Hedge fund manager Philippe Laffont has made some intriguing trades in the fourth-quarter by adding a new position in controversial automaker Tesla Inc (NASDAQ:TSLA) and dramatically upping his Fitbit Inc (NYSE:FIT) position. “Tiger cub” Laffont (so named because he is one of several big names who once worked for the legendary Julian Robertson’s Tiger Management fund) also initiated a new position in Apple Inc. (NASDAQ:AAPL), the world’s largest tech company by total assets.
Laffont is founder and CEO of the $8.44 billion fund Coatue Management LLC. The fund has been generating striking returns in recent years with a very impressive 30.32% return in 2016 and an annualized return over the last three years of 18.48%. In fact, if we look at the fund’s measured performance (89.1%) we can see that the fund has outperformed both the S&P 500 (81.8%) and the average hedge fund portfolio (51.7%). All of this adds up to give Laffont a four-star ranking on financial accountability engine TipRanks.
So what is driving the fund’s success? The fund utilizes a long/short strategy with 54% of the fund invested in the tech sector: Facebook, Nvidia and Alphabet are three of the fund’s biggest holdings. All of these stocks have driven high returns, with chipmaker Nvidia’s stock price shooting up from $31 back in February 2016 to its share price of $110 today. Similarly FB, which is now trading at $136 has added about $30 to its stock price over the year.
Bearing this in mind let’s now delve into three of Laffont’s key Q4 trades, as revealed by 13F forms filed with the SEC:
Laffont initiated a new position in electrical carmaker Tesla with the purchase of 39,643 shares which have a reported value of $8.47 million. Since the last filing TSLA share prices have soared 27.99%. However the consensus analyst rating on the stock is hold with the average analyst price target now representing a -21.56% downside from the current share price of $273.51. Analysts are concerned that the rally in shares was overblown as, according to top UBS analyst Colin Langan there was “no fundamental reason for the run-up.” He reiterated his sell rating with a $160 price target on Feb 16 saying that “We remain cautious with expected accelerated cash burn ahead of the Model 3 launch … [and] negative earnings revisions with the inclusion of SolarCity.”
Tesla has just announced that its mass-market Model 3 sedan is on track for volume production by September of this year.
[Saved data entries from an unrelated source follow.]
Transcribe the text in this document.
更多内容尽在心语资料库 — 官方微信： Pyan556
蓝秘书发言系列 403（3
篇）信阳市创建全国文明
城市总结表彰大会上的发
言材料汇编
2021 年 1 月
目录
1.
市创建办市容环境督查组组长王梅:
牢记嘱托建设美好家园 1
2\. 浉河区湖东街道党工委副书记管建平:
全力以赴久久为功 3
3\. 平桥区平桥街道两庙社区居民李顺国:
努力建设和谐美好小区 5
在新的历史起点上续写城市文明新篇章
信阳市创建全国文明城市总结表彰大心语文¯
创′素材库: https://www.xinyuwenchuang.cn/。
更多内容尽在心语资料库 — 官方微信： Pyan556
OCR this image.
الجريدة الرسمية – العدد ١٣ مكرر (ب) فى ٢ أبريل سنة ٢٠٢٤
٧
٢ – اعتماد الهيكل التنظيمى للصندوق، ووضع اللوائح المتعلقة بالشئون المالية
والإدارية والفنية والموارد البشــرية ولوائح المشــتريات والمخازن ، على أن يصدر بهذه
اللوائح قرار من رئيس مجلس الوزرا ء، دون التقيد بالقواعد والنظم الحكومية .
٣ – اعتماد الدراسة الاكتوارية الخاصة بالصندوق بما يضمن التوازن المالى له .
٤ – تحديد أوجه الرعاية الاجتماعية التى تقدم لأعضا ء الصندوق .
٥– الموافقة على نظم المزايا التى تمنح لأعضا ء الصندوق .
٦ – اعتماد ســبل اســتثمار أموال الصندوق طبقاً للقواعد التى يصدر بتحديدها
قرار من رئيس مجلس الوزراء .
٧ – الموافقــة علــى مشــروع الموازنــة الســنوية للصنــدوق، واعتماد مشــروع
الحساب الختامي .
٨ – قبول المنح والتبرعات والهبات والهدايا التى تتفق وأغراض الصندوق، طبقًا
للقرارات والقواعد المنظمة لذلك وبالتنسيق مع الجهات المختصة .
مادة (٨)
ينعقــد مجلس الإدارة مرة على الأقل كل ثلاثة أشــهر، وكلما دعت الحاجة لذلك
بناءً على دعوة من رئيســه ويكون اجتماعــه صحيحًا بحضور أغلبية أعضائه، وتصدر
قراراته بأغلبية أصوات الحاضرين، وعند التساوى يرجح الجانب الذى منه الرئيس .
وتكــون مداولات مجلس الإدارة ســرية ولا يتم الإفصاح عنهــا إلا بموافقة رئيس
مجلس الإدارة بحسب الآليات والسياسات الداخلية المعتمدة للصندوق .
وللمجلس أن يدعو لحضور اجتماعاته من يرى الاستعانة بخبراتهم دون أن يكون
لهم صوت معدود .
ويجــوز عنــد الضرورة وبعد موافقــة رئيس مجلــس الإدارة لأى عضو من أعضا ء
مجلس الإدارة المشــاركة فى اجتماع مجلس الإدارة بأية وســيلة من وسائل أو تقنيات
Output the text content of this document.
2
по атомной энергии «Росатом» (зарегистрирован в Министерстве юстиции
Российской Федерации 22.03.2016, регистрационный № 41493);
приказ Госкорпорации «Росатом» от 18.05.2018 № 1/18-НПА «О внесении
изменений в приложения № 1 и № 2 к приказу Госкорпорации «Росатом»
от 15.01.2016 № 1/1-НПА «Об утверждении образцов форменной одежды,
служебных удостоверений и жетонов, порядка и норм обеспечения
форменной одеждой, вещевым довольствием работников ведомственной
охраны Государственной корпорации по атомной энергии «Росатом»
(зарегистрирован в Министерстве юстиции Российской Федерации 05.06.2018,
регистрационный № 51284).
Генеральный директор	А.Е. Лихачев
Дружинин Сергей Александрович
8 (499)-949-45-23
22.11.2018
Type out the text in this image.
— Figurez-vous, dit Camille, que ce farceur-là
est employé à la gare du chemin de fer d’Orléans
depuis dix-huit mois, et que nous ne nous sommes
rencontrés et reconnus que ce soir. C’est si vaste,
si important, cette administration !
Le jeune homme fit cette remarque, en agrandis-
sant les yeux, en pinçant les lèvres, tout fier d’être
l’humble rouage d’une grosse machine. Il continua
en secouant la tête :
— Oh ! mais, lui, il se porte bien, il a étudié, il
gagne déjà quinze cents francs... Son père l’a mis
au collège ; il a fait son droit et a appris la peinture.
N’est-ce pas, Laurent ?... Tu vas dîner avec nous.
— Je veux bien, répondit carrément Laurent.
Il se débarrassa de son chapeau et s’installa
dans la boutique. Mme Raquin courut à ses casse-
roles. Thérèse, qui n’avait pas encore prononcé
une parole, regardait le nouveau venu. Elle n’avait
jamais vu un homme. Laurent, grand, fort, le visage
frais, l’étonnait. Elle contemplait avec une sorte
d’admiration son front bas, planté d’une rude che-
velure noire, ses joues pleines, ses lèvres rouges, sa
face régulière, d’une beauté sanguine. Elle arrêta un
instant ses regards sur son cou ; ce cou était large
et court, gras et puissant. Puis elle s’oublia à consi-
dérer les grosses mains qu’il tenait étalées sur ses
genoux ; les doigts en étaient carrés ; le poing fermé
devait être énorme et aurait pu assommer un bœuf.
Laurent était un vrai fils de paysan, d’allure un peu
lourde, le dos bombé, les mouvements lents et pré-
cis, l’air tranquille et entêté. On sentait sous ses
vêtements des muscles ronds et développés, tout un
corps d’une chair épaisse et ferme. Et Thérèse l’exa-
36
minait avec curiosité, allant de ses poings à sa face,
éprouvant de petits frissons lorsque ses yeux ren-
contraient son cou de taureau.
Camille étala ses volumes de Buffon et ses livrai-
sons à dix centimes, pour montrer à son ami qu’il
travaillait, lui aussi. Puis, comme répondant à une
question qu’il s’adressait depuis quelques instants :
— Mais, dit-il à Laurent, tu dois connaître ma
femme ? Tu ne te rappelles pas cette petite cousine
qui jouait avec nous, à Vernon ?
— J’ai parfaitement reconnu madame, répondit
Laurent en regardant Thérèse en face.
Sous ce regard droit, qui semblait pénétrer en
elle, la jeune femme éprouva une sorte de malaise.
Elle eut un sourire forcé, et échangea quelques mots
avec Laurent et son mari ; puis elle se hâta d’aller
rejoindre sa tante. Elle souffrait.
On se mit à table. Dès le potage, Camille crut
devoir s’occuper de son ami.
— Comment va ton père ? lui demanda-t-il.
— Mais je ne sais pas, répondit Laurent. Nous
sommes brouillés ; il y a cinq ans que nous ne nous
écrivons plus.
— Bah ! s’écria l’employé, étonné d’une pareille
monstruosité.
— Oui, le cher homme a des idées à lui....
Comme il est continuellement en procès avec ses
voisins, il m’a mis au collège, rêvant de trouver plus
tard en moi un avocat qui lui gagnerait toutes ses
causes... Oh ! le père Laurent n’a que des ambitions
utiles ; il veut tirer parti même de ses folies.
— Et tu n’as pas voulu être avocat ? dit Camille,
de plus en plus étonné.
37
CEO Elon Musk said that no capital needs to be raised for the Model 3 but “it may get very close to the edge.”
Laffont made a substantial addition of 230% to the fund’s position in wearable device maker Fitbit. His 8.2 million shares have a reported value of $60.5 million. However, since the last filing the shares have dropped by -19%. The market is also cautious on the outlook for Fitbit with an analyst consensus rating of hold although the price target represents a slightly more positive 7.65% upside from the current share price of $5.88.
Fitbit, which develops fitness trackers, saw a disappointing holiday season capped off with weak projections for the year ahead. The company reported its first a fourth-quarter loss on low sales and is now predicting a full year loss of between 22 cents and 44 cents per share on revenue of $1.5 billion to $1.7 billion.
As part of the earnings release, Fitbit revealed that it paid $15 million for Vector Watch and $23 million for smartwatch startup Pebble. This was much lower than the $34-40 million that the market had expected. Pebble ran a record-breaking crowdfunding campaign but was forced to sell at a low price once banks lost confidence, according to Business Insider.
In Q4, Laffont added a new position in Apple with 3.19 million shares worth close to $370 million. The shares have already gained 18.9% since the last filing. Laffont isn’t the only hedge fund manager who has made a move to Apple; in Q4 Warren Buffett, the “Oracle of Omaha” added 276% to his now $6 billion AAPL position. Not surprisingly therefore the hedge fund sentiment on Apple is very positive with hedge funds increasing their Apple holdings by 41.8 million shares in the last quarter. This also mirrors the bullish strong buy outlook on Apple from analysts who are confident that demand for the much-hyped iPhone 8 will take Apple to new heights.
On February 21, 4-star Morgan Stanley analyst Kathryn Huberty rated Apple a buy with a $154 price target based on strong predicted iPhone sales in China of $260 million. In fact, the analyst anticipates China will “contribute outsized growth” in the fiscal year of 2018 due to 1) a larger base of users requiring upgrades and 2) Apple taking users from local Chinese smartphone brands.